Namun tidak dapat disangkal bahwa Lou memengaruhi sang filsuf dan meskipun mereka hanya bersama secara fisik selama beberapa tahun, mereka tetap terhubung selamanya.

“Bahkan karya terbesarnya, ‘Thus did Zarathustra,’ memiliki banyak ide Lou yang terjalin di dalamnya, dia terinspirasi olehnya,” kata penulisnya. “Mereka memberi tahu Lou bahwa laki-laki menjadi terkenal atau menerbitkan buku hebat sembilan bulan setelah bertemu dengannya dan Nietzsche tidak terkecuali…. Seolah-olah dia menghamili mereka secara intelektual.”

Lou bersumpah bahwa dia akan tetap perawan untuk membebaskan dirinya dari beban memberikan dirinya secara seksual kepada seorang pria, karena dia mengatakan bahwa wanita kehilangan kebebasannya ketika mereka menikah. Selama bertahun-tahun dia menepati janjinya, bahkan tetap menikahkannya dengan Andreas, sampai dia bertemu dengan penyair tampan Rilke, yang merayunya dan menyebabkan dia kehilangan keperawanannya pada usia 35 tahun.

“Saya percaya bahwa seseorang tidak hanya mempunyai hak untuk mengubah pendapatnya, tetapi juga kewajiban untuk mempertanyakan setiap saat apakah pendapatnya benar,” kata Sarmiento tentang perubahan kontras dalam hidup Lou. “Rilke sangat menarik, banyak yang jatuh cinta pada Rilke dan Rilke jatuh cinta pada banyak orang lain, tapi di ranjang kematiannya, yang dia minta adalah Lou.”

Setelah Rilke, Lou memiliki banyak kekasih lain dan, seperti yang diharapkan, dia hamil pada saat alat kontrasepsi belum ada.

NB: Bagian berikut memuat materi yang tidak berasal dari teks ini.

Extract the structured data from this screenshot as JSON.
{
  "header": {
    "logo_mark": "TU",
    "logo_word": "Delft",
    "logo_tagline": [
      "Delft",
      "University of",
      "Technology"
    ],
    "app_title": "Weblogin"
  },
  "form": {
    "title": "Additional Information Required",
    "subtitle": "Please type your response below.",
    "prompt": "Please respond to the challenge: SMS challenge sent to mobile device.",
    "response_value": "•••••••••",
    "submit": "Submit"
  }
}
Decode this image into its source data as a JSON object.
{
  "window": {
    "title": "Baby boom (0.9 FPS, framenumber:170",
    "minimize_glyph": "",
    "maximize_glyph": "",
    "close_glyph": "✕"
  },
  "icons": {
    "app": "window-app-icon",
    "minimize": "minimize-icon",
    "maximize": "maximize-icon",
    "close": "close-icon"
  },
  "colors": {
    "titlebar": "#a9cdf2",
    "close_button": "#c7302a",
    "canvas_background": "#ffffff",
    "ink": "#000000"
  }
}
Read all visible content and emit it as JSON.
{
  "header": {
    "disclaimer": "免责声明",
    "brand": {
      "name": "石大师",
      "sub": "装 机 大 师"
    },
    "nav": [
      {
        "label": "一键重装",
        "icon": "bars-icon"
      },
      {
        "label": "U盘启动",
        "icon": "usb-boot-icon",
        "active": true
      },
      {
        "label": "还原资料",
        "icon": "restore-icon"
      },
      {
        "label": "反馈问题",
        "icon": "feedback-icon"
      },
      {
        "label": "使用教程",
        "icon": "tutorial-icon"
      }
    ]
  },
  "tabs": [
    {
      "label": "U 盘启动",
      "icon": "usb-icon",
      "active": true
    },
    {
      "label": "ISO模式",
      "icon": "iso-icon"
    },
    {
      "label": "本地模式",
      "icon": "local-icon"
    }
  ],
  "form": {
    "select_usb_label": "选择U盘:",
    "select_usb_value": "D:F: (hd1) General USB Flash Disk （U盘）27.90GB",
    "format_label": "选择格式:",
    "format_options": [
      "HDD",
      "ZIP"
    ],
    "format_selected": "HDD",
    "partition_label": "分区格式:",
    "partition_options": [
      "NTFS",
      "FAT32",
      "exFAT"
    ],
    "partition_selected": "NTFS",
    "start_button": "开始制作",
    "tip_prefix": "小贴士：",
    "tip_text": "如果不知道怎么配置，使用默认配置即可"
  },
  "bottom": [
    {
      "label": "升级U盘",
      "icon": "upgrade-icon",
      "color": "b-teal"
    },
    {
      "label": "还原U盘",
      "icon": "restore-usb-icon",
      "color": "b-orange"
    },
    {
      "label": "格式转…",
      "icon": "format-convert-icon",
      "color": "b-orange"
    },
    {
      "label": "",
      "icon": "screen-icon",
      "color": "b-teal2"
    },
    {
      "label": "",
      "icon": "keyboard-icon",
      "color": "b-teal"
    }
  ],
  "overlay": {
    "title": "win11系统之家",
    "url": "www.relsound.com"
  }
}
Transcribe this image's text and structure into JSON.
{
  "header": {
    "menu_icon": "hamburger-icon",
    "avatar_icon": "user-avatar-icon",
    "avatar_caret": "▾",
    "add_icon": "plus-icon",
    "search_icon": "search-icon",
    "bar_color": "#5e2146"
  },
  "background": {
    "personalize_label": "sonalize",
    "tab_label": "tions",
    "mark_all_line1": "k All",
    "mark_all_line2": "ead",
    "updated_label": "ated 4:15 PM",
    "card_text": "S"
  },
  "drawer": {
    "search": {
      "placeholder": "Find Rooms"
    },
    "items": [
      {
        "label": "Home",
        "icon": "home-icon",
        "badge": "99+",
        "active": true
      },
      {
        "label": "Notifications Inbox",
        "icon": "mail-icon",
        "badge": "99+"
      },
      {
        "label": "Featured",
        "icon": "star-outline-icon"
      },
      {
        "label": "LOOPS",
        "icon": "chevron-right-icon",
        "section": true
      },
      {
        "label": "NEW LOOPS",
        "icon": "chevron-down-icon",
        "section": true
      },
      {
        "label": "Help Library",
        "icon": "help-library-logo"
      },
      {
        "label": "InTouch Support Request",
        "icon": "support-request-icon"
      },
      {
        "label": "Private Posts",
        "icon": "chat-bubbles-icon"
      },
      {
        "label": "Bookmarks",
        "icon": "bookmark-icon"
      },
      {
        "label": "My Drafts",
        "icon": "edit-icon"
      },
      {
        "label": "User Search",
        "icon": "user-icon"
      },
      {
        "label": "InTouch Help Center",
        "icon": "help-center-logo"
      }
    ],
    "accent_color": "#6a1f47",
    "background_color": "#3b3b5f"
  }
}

Kemalangannya adalah melakukan aborsi.

“Aborsi jauh lebih umum daripada yang kita duga. Ya, dia setidaknya melakukan dua kali aborsi,” kata Sarmiento. Itu sangat sulit baginya, itu adalah salah satu hal yang paling berkesan baginya, tapi dia tidak punya pilihan lain mengingat situasinya.